The build above though (dual Xeon E5's) would kill either one of these systems.

------------edit-----------
BTW, it's easily possible to find motherboards for the CPU he picked (which is exactly what they used in the dual Xeon build). He just needs an X79 based motherboard. A quick search of Amazon finds them readily available, just double check for Xeon V1 BIOS support. Looking at it, the GA-X79-UP4 (Gigabyte board) supports both the V1 and V2 high end Xeons. It is a bit pricey though, but when it supports quad SLI, Xeon 8 cores, gobs of RAM, it's NOT going to be cheap.
 

Of course you can get away with UDIMMS at 8 and 16 GB, but remember OP was talking about upgrading it upwards of it maximum ram capacity.

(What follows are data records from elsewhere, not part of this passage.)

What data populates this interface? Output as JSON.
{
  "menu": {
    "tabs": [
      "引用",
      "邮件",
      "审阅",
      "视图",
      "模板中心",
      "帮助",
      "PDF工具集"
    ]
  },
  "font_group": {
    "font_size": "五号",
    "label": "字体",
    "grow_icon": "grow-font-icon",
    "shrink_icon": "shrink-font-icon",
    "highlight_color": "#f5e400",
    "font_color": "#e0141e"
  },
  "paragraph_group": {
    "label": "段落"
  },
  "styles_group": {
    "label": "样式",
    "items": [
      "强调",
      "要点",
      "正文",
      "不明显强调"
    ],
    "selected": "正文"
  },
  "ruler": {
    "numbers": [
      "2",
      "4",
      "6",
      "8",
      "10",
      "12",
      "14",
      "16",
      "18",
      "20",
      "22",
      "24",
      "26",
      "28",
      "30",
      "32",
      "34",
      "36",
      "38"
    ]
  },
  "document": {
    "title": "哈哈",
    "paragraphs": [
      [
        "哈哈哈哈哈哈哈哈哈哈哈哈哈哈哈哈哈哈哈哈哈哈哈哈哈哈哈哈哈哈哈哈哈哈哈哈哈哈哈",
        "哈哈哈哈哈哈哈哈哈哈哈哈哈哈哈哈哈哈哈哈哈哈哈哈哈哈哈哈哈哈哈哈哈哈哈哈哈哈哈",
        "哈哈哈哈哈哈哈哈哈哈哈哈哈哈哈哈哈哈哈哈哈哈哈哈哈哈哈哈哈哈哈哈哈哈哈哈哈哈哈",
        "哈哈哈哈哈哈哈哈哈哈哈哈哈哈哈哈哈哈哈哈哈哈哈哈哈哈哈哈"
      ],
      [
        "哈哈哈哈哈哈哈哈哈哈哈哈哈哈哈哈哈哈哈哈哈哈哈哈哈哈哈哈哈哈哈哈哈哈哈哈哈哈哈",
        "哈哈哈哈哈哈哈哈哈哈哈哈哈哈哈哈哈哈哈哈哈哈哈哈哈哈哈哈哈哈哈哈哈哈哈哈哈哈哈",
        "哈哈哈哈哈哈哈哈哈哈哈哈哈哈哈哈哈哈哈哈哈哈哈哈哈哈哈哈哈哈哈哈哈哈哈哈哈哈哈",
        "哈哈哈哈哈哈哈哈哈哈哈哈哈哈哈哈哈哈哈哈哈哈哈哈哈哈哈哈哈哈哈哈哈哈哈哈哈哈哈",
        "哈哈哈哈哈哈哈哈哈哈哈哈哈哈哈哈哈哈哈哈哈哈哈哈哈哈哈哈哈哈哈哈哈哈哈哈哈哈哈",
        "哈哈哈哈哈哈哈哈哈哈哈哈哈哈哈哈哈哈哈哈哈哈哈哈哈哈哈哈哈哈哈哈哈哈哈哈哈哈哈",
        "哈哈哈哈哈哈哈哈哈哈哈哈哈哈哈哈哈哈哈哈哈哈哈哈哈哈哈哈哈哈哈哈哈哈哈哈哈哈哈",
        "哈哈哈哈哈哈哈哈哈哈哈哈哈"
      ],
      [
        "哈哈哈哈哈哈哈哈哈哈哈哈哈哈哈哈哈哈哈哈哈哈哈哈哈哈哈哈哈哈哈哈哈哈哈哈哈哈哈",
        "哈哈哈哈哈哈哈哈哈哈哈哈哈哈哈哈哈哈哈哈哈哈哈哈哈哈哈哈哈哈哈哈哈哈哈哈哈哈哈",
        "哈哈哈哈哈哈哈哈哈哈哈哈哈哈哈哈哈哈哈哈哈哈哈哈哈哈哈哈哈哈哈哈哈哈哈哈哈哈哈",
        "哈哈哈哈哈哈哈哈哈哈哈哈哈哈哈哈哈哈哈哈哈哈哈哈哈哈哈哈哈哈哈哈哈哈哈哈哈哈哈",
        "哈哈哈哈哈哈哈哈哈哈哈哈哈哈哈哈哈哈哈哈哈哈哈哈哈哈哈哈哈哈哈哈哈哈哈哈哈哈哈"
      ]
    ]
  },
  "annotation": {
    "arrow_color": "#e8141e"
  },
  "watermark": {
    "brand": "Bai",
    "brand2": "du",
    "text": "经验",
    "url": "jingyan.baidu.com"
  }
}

You'd need RDIMMS because the registry alleviates some burden form the memory controller. Because of this, UDIMMS severely limit the amount of RAM that'll work in your system, not to mention it will be slower.
Pros and cons are as follows:
RDIMM:
Faster speed (woosh), BUT priced accordingly
Takes less memory channels to operate because of registry, therefore allowing more memory to be installed on the server (workstation in this case), BUT it's priced accordingly.

All in all, yeah. You'd be able to get away with UDIMMS on this "budget build", but you won't be able to go far without chunking your entire investment in memory and starting with the right kind. Just saying.